As evdience, Diamond cites President Joe Biden's "celebration" of the Patient Protection and Affordable Care Act as he runs for re-election, and former president Donald Trump's "grudging acceptance" of the 2010 law: he no longer wants to repeal it, just "make it better."

In Kentucky, where then-Gov. Steve Beshear embraced Obamacare by expanding Medicaid to the point that it covers every third person in the state, Republicans have realized its political appeal and have not pushed to replicate the failed efforts of Republican Matt Bevin, governor in 2015-19, to impose work requirements on Medicaid beneficiaries.

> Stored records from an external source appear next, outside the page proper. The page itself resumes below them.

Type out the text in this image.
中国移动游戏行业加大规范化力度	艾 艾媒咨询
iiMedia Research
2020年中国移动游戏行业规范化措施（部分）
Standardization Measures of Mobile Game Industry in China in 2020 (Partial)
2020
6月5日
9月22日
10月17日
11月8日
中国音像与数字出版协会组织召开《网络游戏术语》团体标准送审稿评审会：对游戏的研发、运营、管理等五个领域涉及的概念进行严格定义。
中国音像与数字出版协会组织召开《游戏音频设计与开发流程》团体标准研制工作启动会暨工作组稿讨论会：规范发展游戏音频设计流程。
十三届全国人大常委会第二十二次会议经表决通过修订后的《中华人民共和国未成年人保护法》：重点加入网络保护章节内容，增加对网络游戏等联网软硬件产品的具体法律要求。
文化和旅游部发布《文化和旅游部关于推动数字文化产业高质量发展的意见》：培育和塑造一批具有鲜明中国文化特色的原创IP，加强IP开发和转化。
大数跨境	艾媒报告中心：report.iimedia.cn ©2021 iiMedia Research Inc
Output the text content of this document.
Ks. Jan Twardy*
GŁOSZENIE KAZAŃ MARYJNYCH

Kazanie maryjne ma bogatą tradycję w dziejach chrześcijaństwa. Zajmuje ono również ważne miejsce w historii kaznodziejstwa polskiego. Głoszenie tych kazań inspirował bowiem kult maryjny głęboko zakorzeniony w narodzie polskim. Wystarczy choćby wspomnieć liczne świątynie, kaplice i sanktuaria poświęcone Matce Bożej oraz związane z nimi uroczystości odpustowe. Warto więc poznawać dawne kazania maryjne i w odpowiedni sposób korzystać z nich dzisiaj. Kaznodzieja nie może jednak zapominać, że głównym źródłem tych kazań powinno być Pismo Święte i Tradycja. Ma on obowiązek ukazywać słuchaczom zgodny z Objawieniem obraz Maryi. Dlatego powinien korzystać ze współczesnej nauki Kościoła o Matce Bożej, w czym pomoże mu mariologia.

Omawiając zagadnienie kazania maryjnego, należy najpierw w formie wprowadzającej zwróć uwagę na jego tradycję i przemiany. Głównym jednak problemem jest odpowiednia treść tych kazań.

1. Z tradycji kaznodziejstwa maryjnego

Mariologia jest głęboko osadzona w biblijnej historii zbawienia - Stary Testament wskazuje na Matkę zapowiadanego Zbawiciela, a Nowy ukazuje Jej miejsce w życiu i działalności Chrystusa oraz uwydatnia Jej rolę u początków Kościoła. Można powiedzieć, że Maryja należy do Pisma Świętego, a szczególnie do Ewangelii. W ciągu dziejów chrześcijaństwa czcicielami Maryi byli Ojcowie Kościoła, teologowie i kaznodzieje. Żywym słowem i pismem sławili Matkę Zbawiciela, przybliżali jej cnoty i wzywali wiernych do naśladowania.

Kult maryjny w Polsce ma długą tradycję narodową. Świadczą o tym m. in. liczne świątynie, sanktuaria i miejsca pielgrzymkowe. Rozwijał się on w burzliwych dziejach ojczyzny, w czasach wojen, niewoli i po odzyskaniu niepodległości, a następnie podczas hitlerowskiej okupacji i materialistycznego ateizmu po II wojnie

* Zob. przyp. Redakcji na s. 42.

Nationally, "More than 45 million people now rely on the ACA and its provisions for health coverage, according to a federal report released last week, and the law’s protections for people who have pre-existing conditions have transformed many Americans’ experience of health care. Yet for nearly a decade, Republicans like Trump successfully ran on pledges to 'repeal Obamacare' — and Democrats sometimes ran from it, scarred by the law’s bumpy rollout, the constant political attacks and the struggle to communicate its benefits," Diamond notes. "But when Trump and his Republican allies nearly repealed the ACA — falling one senator short in July 2017 — it sparked passionate efforts to defend it and catalyzed new, long-lasting support."

Between the time Trump was elected and took office, outgoing Health and Human Servcies Secretary Sylvia Burwell "rolled out a 70-day crash plan to shore up support for the health law, developing targeted maps to show members of Congress how the law was affecting their communities," Diamond reports. "She worked the phones to reach GOP lawmakers and governors, seeking promises that they would not cut the protections for people with pre-existing conditions — one of the most beloved parts of the law, and one of the most integral. Burwell knew preserving that provision would complicate the ability to repeal the broader ACA. . . . Ultimately, Sen. John McCain (R-Ariz.) blocked the repeal in a dramatic late-night vote," killing a so-called "skinny repeal" bill sponsored by Republican Leader Mitch McConnell of Kentucky.
As Sen. Mitch McConnell watched, Sen. John McCain turned thumbs down and voted "no" on the bill.
"Today, more Americans than ever have health coverage, with about 21 million insured through the ACA’s private health plans, up from 12 million when Biden took office, according to a federal report released last week," Diamond reports. "Another 23 million gained coverage through the law’s expansion of the Medicaid program."